14 thoughts on “Oh the Bad Movies & TV You’ll Watch 15!

  1. I wasn’t impressed by Hotel Portofino! Bad waist placements, and now one under the age of 40 had their hair bobbed! Also some outfits just looked 1930s to me?

    1. I’ve sat thru an episode of Hotel Portofino & it didn’t even register enough to make it to this short review list, lol. That’s how unimpressed I was.

  2. OK, I submit. I don’t know enough about the time period to have commented (Hotel Portofino re swimming suits) so shall continue to be a lurker.

  3. Alexander Skarsgard is literally “God’s gift,” even so, I haven’t been able to bring myself to watch Tarzan. I caught about 5 minutes on TV once, and I couldn’t go further than that. (He was wearing clothes during those 5 minutes, so maybe that’s why…) Never even heard The Miracle Club, but now I want to watch it! I liked Ghosts; I watched a few eps of the US version then learned of the UK version later. It was fun. Gypsy—the mother-daughter dynamics make it hard for me to want to re-watch!

  4. I feel like I should defend Ghosts. Not for the costumes—- those don’t really get more interesting—- but because I too was originally disappointed by how closely it seemed to follow the British show (even through loved the British version) during the first few episodes. And because that doesn’t last. There are a few more obvious parallels etc. but they turn into very different shows with very different feels to them I would say. The American one is far more optimistic for one.
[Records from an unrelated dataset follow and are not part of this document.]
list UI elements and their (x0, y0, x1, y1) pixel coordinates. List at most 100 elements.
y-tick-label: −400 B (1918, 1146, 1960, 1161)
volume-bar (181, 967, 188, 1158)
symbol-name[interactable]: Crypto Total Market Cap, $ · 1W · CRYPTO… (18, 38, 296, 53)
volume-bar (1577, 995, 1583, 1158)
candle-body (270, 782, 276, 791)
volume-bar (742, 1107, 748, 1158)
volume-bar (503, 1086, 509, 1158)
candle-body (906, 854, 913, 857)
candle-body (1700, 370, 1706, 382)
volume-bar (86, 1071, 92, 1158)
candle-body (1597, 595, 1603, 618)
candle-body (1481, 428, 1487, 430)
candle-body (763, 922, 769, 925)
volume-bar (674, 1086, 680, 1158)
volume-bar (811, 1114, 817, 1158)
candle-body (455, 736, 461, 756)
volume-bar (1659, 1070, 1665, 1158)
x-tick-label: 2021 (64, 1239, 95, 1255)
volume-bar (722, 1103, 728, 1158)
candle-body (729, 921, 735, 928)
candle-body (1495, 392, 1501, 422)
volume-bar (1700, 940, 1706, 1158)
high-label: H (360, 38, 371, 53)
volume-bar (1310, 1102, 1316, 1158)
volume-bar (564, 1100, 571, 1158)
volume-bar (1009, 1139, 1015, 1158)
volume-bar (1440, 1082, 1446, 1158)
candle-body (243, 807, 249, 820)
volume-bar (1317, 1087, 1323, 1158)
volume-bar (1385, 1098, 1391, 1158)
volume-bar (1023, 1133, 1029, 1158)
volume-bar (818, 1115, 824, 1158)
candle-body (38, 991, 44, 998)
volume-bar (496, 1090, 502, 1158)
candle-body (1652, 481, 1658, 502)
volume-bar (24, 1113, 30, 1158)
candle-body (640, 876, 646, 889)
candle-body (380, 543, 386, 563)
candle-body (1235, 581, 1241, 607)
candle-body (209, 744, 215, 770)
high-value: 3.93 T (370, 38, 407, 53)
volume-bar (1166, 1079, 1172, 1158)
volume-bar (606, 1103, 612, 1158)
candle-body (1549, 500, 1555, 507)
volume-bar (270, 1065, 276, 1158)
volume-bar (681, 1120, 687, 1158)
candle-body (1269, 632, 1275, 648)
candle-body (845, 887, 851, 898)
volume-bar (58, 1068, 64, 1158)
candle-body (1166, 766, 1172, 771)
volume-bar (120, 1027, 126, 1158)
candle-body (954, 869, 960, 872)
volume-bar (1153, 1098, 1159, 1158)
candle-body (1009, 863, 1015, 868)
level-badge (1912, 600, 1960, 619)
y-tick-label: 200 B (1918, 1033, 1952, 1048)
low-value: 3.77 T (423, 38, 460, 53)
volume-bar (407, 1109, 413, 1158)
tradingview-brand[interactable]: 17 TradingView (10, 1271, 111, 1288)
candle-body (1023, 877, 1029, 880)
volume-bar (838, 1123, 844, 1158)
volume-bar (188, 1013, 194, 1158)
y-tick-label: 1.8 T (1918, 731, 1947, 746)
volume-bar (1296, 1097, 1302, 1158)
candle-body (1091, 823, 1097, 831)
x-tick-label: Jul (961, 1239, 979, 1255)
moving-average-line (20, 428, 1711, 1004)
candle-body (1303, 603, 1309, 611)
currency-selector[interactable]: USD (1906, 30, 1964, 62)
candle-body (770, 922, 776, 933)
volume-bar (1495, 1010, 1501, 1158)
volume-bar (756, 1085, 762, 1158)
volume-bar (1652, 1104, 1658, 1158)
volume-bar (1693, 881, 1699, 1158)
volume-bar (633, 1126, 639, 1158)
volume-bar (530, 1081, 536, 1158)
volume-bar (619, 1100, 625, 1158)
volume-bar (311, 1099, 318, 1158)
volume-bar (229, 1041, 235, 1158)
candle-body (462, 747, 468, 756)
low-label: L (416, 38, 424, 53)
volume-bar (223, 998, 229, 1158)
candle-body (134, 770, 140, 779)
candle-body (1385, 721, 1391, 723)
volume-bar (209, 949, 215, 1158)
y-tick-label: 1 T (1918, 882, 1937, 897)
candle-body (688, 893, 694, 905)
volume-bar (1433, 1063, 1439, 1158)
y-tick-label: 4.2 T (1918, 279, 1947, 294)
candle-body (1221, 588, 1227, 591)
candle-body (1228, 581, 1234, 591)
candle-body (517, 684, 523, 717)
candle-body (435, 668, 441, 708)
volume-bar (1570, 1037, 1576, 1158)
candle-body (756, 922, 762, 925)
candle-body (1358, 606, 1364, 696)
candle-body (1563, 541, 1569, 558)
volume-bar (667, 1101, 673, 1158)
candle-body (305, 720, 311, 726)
It also tends to sand down/ combine characters to make them more conventionally sympathetic ( which is not necessarily a good thing sometimes, however…). Maybe more importantly, the longer seasons are used to give character arcs to the ghost that either have been barely started or given far less screen time in the British version. On the other hand the “livings” some times end up getting the short end of the stick when it comes to character moments in the US version, something exacerbated by the more optimistic tone. The end result is that the ghosts are better developed and the people just a bit more cartoony in the US version while I would say the opposite is true in the British one.

  5. I’d like to say that GHOSTS (USA) is well worth watching in it’s own right: I keep hoping that the two versions of the series will do a sketch suggesting they both exist in the same world and that both casts of dramatis personae vary between amusement, astonishment and pure superstition over the parallels between all concerned.

    I do hope that we get an episode of Thor being Token White Ghost for a millennium – “Why are you white?!?” “Because” “Because why?” “Ask me again when I find out” – as a running joke in an episode where Sasappis has to negotiate the pecking order of a set of First Nation ghosts (From ‘New Kid’ to older brother) in an episode that shows that the Americas had some interesting history (and some interesting changes over time) long before one Amerigo Vespucci was a glint in his father’s eye.